Yuliya was part of that doping system, was she given a choice?
You didn't really have a choice if you wanted to be a member of the national team. If you wanted to compete internationally that was the only way the officials and coaches were offering to you, using doping. On the bigger picture did you have a choice? Yes you do, you follow the system or leave it. As a young athlete you see that your coaches say that everyone is doping, not just Russians but every athlete in the world, all countries have the same system. But that's where you have an option, you can say "I don't believe you coach, I don't have that dream of becoming an Olympic athlete, I'm going to leave sport". But most of the people that want to achieve something big in sport, they basically have no choice but to believe and continue in this system.
People will say she could have chosen not to cheat, and that missing the Olympics is punishment.
[Yuliya] has served her ban, fully served her ban, she thinks that she should not be punished a second time for something that she did in the past.
Other Russian athletes would say the same, wouldn't they?
Yes this is coming back to this whole Russian systematic doping and cover ups that have been happening even to other Russian athletes. In this regard, that would be unfair because they work hard but the others that have been covered up over the past years by the Russian sports authorities, they will compete as supposedly clean athletes.

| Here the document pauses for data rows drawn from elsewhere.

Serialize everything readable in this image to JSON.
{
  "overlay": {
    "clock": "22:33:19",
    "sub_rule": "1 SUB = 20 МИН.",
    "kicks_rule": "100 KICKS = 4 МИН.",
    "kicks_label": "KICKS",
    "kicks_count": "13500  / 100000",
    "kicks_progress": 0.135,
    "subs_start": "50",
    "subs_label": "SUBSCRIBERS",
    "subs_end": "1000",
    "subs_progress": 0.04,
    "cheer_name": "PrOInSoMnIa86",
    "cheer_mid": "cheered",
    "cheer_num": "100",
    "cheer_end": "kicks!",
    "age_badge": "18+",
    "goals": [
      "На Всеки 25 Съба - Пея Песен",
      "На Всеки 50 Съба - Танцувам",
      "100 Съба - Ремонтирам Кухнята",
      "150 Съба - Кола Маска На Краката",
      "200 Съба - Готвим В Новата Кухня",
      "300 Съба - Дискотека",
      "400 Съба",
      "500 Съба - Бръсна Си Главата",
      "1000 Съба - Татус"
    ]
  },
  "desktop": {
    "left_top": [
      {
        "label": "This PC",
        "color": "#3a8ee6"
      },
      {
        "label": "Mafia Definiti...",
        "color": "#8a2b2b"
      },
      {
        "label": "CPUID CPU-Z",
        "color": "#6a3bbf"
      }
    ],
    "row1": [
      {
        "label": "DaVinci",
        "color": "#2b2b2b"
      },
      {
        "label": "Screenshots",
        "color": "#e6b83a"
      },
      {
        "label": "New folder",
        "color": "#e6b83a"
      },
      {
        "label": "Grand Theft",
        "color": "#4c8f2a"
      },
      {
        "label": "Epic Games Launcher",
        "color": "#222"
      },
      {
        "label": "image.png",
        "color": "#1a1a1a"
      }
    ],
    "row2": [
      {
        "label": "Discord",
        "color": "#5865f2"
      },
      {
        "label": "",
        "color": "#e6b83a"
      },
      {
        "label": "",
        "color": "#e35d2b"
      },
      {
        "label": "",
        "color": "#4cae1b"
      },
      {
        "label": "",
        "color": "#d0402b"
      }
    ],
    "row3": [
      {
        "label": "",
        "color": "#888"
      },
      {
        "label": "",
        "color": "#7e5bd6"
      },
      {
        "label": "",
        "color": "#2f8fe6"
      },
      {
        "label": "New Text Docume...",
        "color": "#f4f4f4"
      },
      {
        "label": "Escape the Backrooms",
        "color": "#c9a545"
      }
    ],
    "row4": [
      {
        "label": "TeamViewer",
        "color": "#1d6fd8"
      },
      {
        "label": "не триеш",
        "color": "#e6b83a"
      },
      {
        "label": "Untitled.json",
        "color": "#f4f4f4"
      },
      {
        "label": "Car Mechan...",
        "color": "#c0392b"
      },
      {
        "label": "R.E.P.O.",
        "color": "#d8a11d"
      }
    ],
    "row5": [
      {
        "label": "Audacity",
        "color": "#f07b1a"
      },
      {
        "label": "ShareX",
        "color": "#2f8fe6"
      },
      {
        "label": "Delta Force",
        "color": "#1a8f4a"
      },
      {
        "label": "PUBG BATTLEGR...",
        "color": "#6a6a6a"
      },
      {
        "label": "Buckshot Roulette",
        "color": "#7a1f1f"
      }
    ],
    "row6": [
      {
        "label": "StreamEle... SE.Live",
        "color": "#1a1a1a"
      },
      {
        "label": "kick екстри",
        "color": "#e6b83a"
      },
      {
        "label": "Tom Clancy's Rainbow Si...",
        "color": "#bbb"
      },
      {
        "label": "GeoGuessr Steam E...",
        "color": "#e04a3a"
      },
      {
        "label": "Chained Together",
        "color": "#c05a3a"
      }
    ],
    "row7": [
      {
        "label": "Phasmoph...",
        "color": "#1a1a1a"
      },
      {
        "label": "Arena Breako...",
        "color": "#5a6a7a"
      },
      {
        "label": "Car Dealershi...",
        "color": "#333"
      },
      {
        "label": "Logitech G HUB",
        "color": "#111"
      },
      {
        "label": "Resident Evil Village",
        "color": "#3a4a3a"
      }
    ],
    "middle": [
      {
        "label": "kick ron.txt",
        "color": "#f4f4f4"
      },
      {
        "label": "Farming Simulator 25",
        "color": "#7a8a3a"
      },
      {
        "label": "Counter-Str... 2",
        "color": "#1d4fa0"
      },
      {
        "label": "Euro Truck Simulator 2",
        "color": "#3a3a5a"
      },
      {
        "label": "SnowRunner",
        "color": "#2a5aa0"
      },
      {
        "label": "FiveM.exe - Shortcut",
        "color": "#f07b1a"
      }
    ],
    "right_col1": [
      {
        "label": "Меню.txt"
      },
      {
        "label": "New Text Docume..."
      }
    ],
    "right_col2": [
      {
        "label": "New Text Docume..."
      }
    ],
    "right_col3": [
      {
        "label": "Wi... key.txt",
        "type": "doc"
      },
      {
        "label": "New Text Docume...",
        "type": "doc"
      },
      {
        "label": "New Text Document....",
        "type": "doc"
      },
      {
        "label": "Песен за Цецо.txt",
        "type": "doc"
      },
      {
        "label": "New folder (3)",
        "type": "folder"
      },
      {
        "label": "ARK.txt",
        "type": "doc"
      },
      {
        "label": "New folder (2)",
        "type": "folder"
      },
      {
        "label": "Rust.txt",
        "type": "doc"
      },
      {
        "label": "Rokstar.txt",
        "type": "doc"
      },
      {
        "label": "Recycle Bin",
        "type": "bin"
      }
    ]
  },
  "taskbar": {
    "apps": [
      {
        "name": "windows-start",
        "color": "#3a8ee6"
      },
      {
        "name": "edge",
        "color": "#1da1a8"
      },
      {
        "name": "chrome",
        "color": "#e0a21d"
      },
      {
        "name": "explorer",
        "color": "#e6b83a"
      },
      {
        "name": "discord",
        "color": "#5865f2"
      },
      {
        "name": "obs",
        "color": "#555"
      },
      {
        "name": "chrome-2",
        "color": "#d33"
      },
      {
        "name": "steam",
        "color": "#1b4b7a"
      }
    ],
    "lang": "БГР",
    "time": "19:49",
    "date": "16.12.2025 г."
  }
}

How many Russian drugs cheats do you think will still be competing at the Rio Olympics?
We don't know this.
Will cheats be at Rio?
[Yuliya] thinks so. As the report said it involved 20 summer Olympic sports, this system of cover ups, so yes there will be athletes who have used doping from Russia in Rio.
Will you accept the IOC's invitation and attend the Olympic Games?
I don't know if you saw our statement from yesterday, but no, we have not asked for favours, we have just asked for a fair decision in regards to Yuliya's decision. The troubling part that we did not like, and that's why we wrote the statement, is that the IOC ethics commission used statements that were just not true with regards to Yuliya's story about becoming a whistleblower. That's the troubling part, they aren't saying the truth.
Will more people come forward with evidence like yours, or has this system proven that whistleblowers will be reluctant to come forward in the future?
Again, my personal view is that the problem is not with the whistleblowers, the problem is with the sports officials globally who decide they make the rules but then do not need to follow the rules. Then they can cover up and make arrangements and say that everything is fine, and then show us something fake on TV. That is the problem that sport is facing on a bigger scale because if sports officials are highly-ethical people then they will not need whistleblowers, but the way that even IOC officials are acting it sure seems that they have something to hide and they don't want whistleblowers in the future.
Could Thomas Bach, in light of his relationship with Putin, make a decision about Russia's participation at the Games?
I do not know if they have a personal relationship, I have no evidence of that. But the IOC showed that first of all there is no punishment for running a systematic doping programme in the largest country in the world. And second, they protected not the majority of clean athletes globally, but they protected clean athletes in Russia, and in the bigger picture there are a lot more clean athletes globally than just in Russia, so I personally feel they should have been on the side of the global clean community not the Russian clean community.